Review ‘Tesla’: Ethan Hawke Plays Nikola Tesla in New Movie


Almereyda, a particularly cerebral filmmaker who thinks of captivating, terrifying images, does not intend to solve the riddle in such a way as to find new ways of articulating it. Ethan Hawke, with a gloomy face and a heavy mustache, plays Tesla like a restless soul laden with genius and haunted by manliness. A lesser fantasy film might have tried to trace that sadness to a source in childhood, or to make a connection between Tesla’s saturnine temperament and his restless career. But the character, in Hawke’s silent magnetic performance, is neither a heroic visionary nor a tragic hero. He’s in a mood.

The film follows its brooding progress from Edison’s workshop to the 1893 World Cup, and then continues to Colorado and Long Island, where Tesla pursues ever larger and esoteric ideas. Along the way, he attracts and replaces allies, investors and potential lovers. A flicker of romantic interest runs between him and Anne (Eve Hewson), but it is not strong enough to melt Tesla’s commitment to loneliness and chastity. He also draws the radiant attention of actress Sarah Bernhardt (Rebecca Dayan), who, like him, appears as a prophetic figure in a rapidly modernizing world – an avatar of the emerging celebrity culture that will expand alongside the new technologies.

Tesla lives mostly in his own head, and “Tesla” offers an intriguing and sometimes surprising excursion into his maker’s brain. It has less to do with the drama of the subject’s life than its possible interactions with other historical figures than with Almereyda’s thoughts – about fame, physics, capitalism and the myriad other issues fluttering through the film such as moths, with Tesla as the glowing enigma that attracts them. The ideas do not come as topics of conversation, but rather as motifs, ballast for the arresting, expressively damaged compositions made by the director and his cinematographer, Sean Price Williams, often with paintings and still photographs as backgrounds.

The elliptical story is given a crucial spark of conflict – and wit – by the frenemyship between Edison (Kyle MacLachlan) and Tesla. The battle between their approaches to electrification was the subject of another recent film, Alfonso Gomez-Rejon’s “The Current War”, which emphasized the business competition between Edison and George Westinghouse. (Those fighting entrepreneurs were played by Benedict Cumberbatch and James Shannon, with Nicholas Hoult in a secondary role as the egghead Tesla). Here, despite Jim Gaffigan’s impressively proven turn as Westinghouse, the strongest energy flows between Hawke and MacLachlan.

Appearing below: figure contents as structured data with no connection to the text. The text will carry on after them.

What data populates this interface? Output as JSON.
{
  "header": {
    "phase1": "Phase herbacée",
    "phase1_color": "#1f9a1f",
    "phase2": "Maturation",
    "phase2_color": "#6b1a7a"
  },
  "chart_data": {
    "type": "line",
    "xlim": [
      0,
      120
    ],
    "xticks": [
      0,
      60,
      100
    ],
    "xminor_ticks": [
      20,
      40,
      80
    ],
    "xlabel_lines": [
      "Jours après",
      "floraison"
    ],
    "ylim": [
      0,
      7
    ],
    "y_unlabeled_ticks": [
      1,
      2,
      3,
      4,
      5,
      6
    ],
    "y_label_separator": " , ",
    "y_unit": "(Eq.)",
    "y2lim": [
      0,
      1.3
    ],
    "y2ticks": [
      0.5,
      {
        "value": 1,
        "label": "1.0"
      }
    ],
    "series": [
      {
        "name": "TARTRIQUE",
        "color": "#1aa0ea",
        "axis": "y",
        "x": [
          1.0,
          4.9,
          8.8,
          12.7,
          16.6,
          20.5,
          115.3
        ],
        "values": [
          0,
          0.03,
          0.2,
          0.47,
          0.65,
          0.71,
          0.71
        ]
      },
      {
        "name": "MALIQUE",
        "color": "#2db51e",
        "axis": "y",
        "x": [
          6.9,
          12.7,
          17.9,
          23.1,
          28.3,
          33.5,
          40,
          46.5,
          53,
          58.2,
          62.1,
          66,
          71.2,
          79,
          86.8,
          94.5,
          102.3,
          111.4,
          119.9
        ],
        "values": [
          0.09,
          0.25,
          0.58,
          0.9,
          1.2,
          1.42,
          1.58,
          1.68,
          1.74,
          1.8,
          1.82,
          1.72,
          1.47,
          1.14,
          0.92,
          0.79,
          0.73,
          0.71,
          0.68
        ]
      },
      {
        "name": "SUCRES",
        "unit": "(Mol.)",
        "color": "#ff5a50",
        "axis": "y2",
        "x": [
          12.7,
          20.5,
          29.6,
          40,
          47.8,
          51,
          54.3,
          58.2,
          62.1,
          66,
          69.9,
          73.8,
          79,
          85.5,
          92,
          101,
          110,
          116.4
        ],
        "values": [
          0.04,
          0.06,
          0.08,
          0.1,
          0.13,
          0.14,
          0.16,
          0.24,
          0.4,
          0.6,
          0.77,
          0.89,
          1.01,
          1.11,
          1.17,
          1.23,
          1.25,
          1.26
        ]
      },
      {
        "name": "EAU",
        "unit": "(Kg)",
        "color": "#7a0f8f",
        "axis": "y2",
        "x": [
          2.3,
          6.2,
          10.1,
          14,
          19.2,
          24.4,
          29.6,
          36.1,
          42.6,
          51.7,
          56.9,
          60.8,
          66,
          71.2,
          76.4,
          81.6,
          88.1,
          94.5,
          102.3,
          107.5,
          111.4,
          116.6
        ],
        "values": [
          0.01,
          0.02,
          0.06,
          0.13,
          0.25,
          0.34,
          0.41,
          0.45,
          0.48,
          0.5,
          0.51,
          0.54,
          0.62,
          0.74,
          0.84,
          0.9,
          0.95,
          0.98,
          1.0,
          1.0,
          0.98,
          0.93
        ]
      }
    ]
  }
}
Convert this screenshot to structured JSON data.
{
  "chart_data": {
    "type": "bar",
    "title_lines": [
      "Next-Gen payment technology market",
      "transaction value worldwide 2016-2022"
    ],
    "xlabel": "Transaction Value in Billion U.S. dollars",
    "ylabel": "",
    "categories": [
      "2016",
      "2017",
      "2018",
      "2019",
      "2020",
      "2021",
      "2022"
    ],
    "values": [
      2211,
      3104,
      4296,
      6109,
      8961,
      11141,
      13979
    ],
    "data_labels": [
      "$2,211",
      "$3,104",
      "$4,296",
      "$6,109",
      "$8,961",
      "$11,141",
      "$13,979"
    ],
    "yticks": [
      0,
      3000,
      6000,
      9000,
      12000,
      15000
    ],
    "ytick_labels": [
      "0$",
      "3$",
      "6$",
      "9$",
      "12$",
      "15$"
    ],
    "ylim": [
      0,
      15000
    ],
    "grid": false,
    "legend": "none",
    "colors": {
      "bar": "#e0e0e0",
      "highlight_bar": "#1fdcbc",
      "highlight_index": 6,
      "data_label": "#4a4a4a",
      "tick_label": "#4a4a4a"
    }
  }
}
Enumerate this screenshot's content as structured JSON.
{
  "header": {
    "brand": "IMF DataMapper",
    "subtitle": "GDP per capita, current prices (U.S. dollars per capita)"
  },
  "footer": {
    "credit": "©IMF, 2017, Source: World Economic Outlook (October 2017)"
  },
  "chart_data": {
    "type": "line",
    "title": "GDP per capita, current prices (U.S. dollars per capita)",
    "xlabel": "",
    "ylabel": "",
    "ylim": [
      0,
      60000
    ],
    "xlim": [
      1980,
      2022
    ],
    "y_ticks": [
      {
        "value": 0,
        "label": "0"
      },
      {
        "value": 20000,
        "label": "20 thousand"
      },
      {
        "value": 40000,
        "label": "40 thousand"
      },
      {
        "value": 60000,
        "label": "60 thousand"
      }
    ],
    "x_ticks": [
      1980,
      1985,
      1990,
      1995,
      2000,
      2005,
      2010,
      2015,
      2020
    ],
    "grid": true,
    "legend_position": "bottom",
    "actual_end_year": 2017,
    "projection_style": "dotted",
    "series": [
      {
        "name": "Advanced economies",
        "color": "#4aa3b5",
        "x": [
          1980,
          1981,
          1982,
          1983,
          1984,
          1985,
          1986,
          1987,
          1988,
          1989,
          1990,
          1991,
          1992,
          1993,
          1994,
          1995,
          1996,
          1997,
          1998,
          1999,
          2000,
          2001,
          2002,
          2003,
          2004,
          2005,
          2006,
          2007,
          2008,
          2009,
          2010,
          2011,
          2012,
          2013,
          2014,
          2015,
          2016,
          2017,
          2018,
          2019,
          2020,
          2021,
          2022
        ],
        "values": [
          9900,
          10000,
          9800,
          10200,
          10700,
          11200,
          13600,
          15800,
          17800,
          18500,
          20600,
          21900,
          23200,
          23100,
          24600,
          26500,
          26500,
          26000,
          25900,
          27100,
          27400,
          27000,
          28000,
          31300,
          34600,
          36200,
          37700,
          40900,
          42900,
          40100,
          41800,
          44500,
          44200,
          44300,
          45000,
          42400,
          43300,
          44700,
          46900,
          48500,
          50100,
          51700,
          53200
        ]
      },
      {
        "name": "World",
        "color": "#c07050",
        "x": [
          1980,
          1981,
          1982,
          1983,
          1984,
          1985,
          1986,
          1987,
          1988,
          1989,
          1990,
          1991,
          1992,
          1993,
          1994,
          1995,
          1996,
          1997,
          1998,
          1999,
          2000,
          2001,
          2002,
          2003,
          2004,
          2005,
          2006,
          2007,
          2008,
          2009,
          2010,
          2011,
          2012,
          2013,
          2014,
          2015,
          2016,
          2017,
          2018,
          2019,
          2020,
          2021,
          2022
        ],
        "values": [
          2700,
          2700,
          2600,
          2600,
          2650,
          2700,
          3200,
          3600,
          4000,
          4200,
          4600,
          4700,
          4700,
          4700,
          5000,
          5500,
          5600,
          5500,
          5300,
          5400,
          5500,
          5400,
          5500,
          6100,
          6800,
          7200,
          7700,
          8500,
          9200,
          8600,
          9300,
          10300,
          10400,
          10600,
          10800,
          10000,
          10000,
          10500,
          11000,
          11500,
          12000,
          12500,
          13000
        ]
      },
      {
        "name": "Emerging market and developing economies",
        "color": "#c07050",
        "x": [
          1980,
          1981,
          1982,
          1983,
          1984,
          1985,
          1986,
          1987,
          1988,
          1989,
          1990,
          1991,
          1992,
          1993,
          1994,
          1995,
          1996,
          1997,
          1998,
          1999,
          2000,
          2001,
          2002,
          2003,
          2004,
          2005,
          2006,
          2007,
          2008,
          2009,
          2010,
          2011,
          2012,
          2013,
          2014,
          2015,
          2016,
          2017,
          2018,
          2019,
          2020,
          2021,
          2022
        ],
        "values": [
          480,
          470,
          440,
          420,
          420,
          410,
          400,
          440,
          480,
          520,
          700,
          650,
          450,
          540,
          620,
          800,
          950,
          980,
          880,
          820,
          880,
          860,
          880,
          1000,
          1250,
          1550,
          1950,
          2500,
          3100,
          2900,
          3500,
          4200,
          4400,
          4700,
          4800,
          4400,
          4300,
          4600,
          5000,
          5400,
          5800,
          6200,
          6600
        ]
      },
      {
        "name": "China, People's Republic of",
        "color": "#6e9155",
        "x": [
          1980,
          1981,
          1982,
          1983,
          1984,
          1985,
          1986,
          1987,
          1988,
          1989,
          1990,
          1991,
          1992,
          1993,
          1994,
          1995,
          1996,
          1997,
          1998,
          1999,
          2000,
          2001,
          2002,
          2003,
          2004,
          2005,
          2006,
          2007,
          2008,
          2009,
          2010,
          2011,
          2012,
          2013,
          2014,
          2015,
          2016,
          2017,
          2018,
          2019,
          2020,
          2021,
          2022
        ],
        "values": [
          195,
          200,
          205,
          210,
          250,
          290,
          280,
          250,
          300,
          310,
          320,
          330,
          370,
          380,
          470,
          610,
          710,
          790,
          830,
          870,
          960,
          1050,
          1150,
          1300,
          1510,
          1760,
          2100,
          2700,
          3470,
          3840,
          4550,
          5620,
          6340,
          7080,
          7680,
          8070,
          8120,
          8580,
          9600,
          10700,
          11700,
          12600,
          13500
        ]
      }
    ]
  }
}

For Almereyda fans, their pairing is a welcome reunion. In the director’s beautiful ‘Hamlet’, Hawke played the somber title character, while MacLachlan was a disarming human Claudius, his stiffness and nemesis. Here the rhetoric is not so great, the stakes are less sharply defined and the actors carry their borrowed personalities lightly. You may not be able to learn everything there is to know about Tesla – that’s what the Internet is for – but you will still feel enlightened by its presence.